According to a June 25, 2015 report from the Treasury Inspector General for Tax Administration, the watchdog agency gets roughly 12,000 calls a week to its fraud hotline. The reason, says Inspector General Russell George, is because of the “largest, most pervasive IRS impersonation scam in the history of this agency.”
This is the scam I wrote about in recent issues of this newsletter and which I discuss extensively in my new book, How to Win Your Tax Audit. A caller telephones a target, claims to be from the IRS and makes outrageous claims that the target will be arrested and will go to jail within the next day if he does not pay delinquent taxes immediately using a credit card. Believe it or not, just within the last week, my son received such a call and I even got one at my home phone number.
Incredibly, the scam works—or at least it works often enough to keep the scammers in business.
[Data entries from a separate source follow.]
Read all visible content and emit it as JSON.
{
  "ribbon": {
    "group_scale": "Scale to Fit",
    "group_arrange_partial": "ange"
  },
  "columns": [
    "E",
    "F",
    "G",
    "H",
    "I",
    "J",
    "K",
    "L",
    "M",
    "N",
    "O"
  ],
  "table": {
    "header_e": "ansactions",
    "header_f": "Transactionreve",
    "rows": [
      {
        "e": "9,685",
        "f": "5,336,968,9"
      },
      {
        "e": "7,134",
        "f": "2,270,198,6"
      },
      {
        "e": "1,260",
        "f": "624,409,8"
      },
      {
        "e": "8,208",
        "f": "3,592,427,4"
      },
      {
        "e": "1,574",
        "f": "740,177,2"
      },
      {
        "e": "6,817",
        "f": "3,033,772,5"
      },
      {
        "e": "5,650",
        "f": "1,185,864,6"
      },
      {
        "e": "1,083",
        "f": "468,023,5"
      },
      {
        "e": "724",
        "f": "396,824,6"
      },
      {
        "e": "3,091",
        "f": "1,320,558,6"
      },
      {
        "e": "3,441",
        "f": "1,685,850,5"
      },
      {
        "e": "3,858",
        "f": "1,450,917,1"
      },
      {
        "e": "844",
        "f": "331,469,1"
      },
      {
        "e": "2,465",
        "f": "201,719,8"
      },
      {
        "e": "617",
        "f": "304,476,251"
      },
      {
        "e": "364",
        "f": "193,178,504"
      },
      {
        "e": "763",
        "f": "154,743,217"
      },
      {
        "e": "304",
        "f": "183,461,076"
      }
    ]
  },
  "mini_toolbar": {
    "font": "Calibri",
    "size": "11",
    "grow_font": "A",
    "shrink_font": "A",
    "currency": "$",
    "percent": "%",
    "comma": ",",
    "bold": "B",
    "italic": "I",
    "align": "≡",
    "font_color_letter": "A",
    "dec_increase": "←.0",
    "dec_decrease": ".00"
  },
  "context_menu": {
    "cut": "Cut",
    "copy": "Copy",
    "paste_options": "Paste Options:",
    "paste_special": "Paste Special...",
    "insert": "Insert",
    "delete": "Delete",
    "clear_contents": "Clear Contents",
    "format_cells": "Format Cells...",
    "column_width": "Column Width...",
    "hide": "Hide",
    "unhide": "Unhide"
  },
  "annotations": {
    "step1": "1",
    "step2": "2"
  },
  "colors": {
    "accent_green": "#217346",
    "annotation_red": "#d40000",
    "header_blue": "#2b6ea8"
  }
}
According to George, “More than 3,300 taxpayers have lost a reported $16.8 million to these criminals, who fraudulently claim to be IRS officials.” He went on to say in his statement that “the federal tax system’s integrity has never been more challenged.”
Why Can’t the IRS Shut These People Down?
That’s a simple question but the answer is not so easy. For one thing, they operate offshore. They are not U.S. citizens and frankly, they have very little practical knowledge of IRS procedures, which is painfully evident when you hear one of their phone messages, or talk with them, as I have done several times. Somehow they bounce their calls through U.S. phone lines so that one’s caller ID shows a U.S. phone number as the incoming line (usually from a Washington, D.C. area code) and the return phone number for calling back is also to a U.S. number.
“Because of the complexity of their operations, scams such as these are not typically resolved quickly,” George said. That could be the understatement of the year. TIGTA’s Office of Investigations is working to identify perpetrators. However, I can’t imagine that much progress will be made when compared to the sheer volume of calls these criminals make. It seems like everybody is getting
these calls. And since the criminals are operating offshore, how would you prosecute them, even assuming you could be a case against them?
Don’t forget that the easiest thing in the world to say to any caller who makes any kind of legal claim against you, as I state in How to Win Your Tax Audit, is “put it in writing.” Don’t ever respond over the phone to demands for information or money, especially from someone claiming to be from the government.